On June 24, two former Tech basketball players heard their names called at the annual NBA draft. Forwards Derrick Favors and Gani Lawal left Tech early with hopes of playing professional basketball, and both players will have that opportunity after being selected.
Favors, who left Tech after his freshman season, was drafted third overall by the New Jersey Nets. Before the draft’s lottery, most experts had Favors going to Golden State with the seventh pick. However, because the NBA uses a lottery system to determine the draft’s order, the NBA’s worst team, the Nets, selected Favors.
While at Tech Favors averaged 12.5 points and 8.5 rebounds per game. Favors’ numbers were good enough to earn him the title of ACC Freshman of the Year.
After a slow start, Favors was arguably Tech’s best player during conference play.

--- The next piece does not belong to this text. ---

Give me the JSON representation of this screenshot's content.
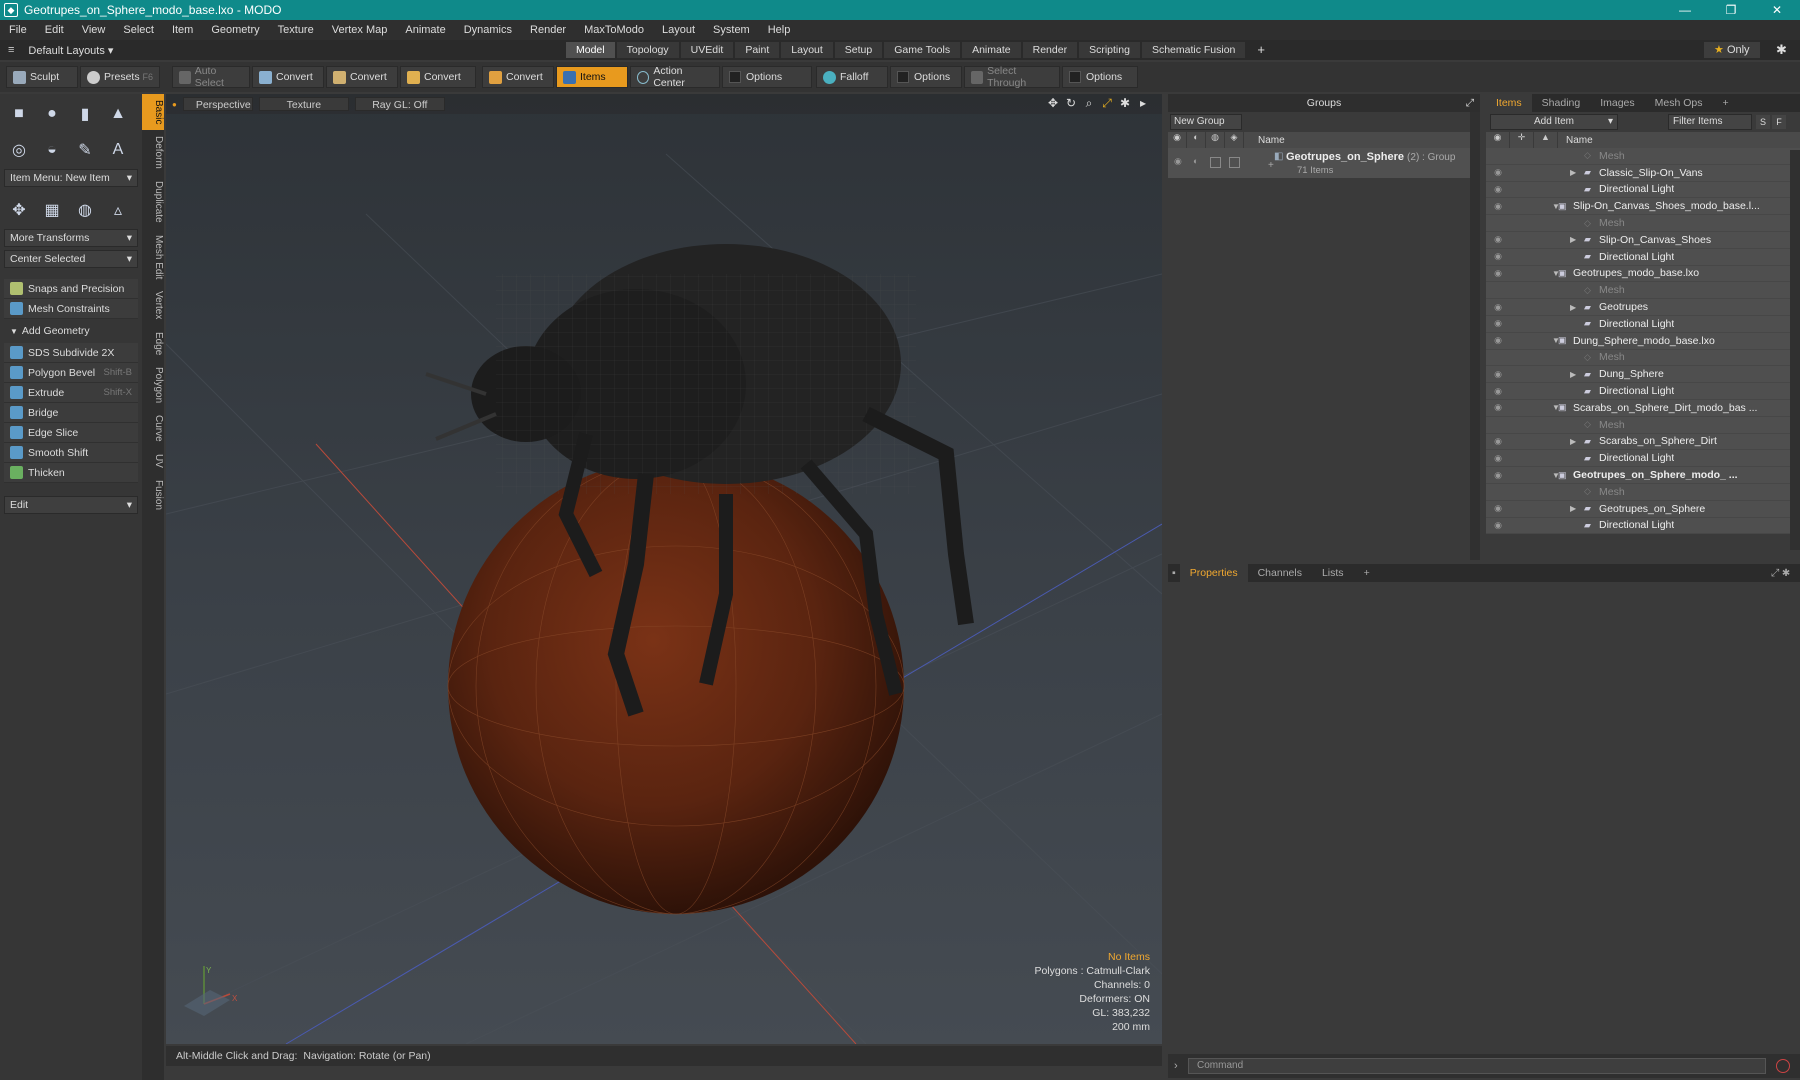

He was Tech’s leading scorer and rebounder in conference games, averaging 11.8 points and 8.7 rebounds (No. 2 in the ACC) while hitting 62.5 percent of his field goals. Favors was also instrumental in Tech’s postseason surge and was named to the ACC All-Tournament first team.
Before the draft began, New Jersey was looking to improve at the power forward position, Favors’ natrual spot. With their pick, the Nets selected Favors as the first big man off the board. The 6-10 forward has a great chance of starting from day one alongside New Jersey’s other big man, Brook Lopez. The addition of Favors creates a formidable frontcourt for the Nets as they look to improve upon their NBA-worst 12-70 record.
Lawal’s situation could not be more different than Favors’. Lawal was drafted 46th overall by the Phoenix Suns, and he will most likely be a backup player for a team that went 54-28 last season and made a deep run into the NBA playoffs, reaching the Western Conference finals.
While Favors was selected earlier than most analysts originally thought, Lawal slipped back a few places. Most analysts had Lawal going early in the second round, between 30-40 in the draft.
Favors’ performance in predraft workouts led to him being projected higher in the draft, but Lawal arguably had the better career at Tech. He only averaged seven points per game his freshman season but improved dramatically in his second year. Lawal was statistically the most improved player in the ACC during his sophomore campaign, more than doubling his scoring average (from seven to 14.9) and his rebounds (from four to 10). In his junior and final season at Tech, Lawal was named third-team All-Atlantic Coast Conference for the second straight year, after again leading Tech in scoring and rebounding.
The Suns run a fast-paced, high-scoring system that requires their big men to run the floor quickly, a scheme they will likely try and fit Lawal into. The Suns hope that Lawal’s success in college can transfer over to the NBA. Lawal will most likely be Amar’e Stoudemire’s backup when he arrives in Phoenix.
However, that could all change if Stoudemire opts out of his contract this summer, and joins another NBA team. This move could force Lawal into the starting line-up.